Author's response: Figures 6, 7, 8 correspond to interactions involving EGFR protein showing that in tetramer case Erbb2 cannot bind directly ESR1 because of shared binding sites. This binding occurs in heterodimer state with EGFR which is consistent with previously validated findings.

A few minor comments

- The abstract should give more concrete details about the methods being employed.

Author's response: done.

- The work of Gerstein and co-workers (http://www.sciencemag.org/content/314/5807/1938.abstract) and determining interaction interfaces involving hub proteins in yeast signaling networks may be relevant to the current study.

Author's response: We thank very much the reviewer for this relevant reference.

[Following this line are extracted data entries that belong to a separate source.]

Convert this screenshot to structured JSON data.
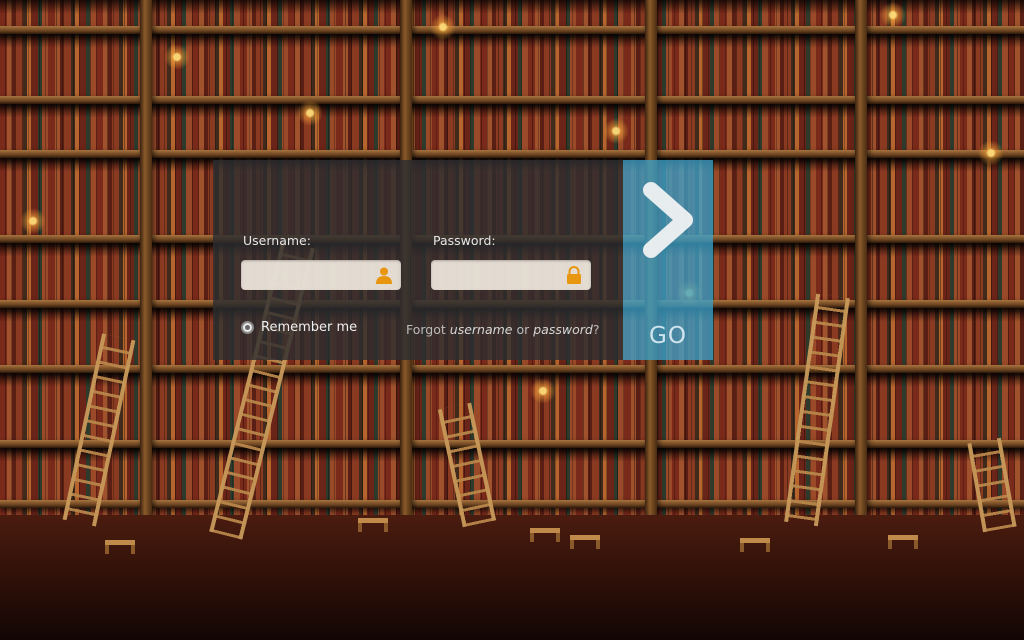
{
  "background": {
    "scene": "library bookshelves with ladders and candles"
  },
  "login": {
    "username_label": "Username:",
    "username_value": "",
    "username_icon": "user-icon",
    "password_label": "Password:",
    "password_value": "",
    "password_icon": "lock-icon",
    "remember_label": "Remember me",
    "forgot_prefix": "Forgot ",
    "forgot_username": "username",
    "forgot_or": " or ",
    "forgot_password": "password",
    "forgot_suffix": "?"
  },
  "go": {
    "label": "GO",
    "icon": "chevron-right-icon",
    "color": "#3ca0c8"
  },
  "colors": {
    "accent": "#f0a020",
    "panel": "#2d2d30"
  }
}
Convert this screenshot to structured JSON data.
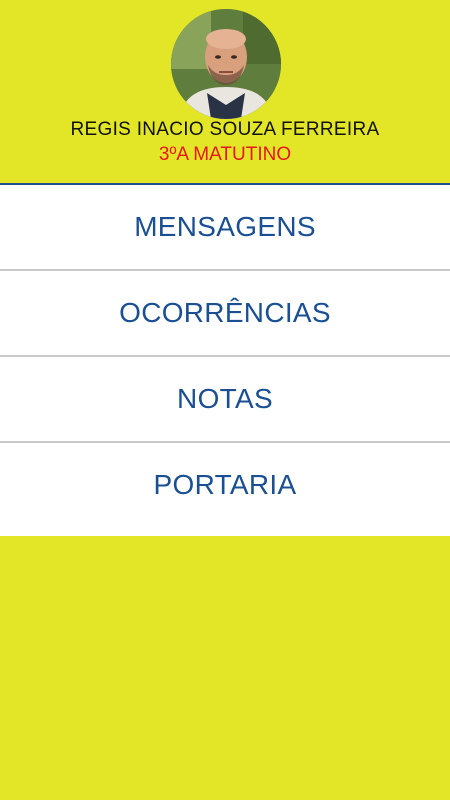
{
  "profile": {
    "name": "REGIS INACIO SOUZA FERREIRA",
    "class": "3ºA MATUTINO"
  },
  "menu": {
    "items": [
      {
        "label": "MENSAGENS"
      },
      {
        "label": "OCORRÊNCIAS"
      },
      {
        "label": "NOTAS"
      },
      {
        "label": "PORTARIA"
      }
    ]
  },
  "colors": {
    "background": "#e3e627",
    "menu_text": "#1b4f93",
    "class_text": "#e8161c",
    "divider": "#c9c9c9"
  }
}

Quality of written English: Needs some language corrections before being published

Second report

It is difficult to tell from the response letter or the revised manuscript what changes were made in response to my critique or that of Reviewer 1. My impression is that only a few revisions were made. In the future, it would be very helpful to the Reviewers to highlight any changes. The main new item in the revision is the set of pdb files of the docked structures, which are now provided as Supplemental information. While these are helpful, they are not really a substitute for further clarification of the methodology employed or validation of the procedures. I will leave it to readers to judge whether the obtained structures are meaningful.

Quality of written English: Acceptable

Author's response: We thank the reviewer for his comments.

Third report

I have no additional comments.

Quality of written English: Acceptable

Reviewer's report 3

Prof Eugene Koonin, National Center for Biotechnology Information, NIH, Bethesda

Maryland, USA.

This reviewer provided no comments for publication

Quality of written English: acceptable.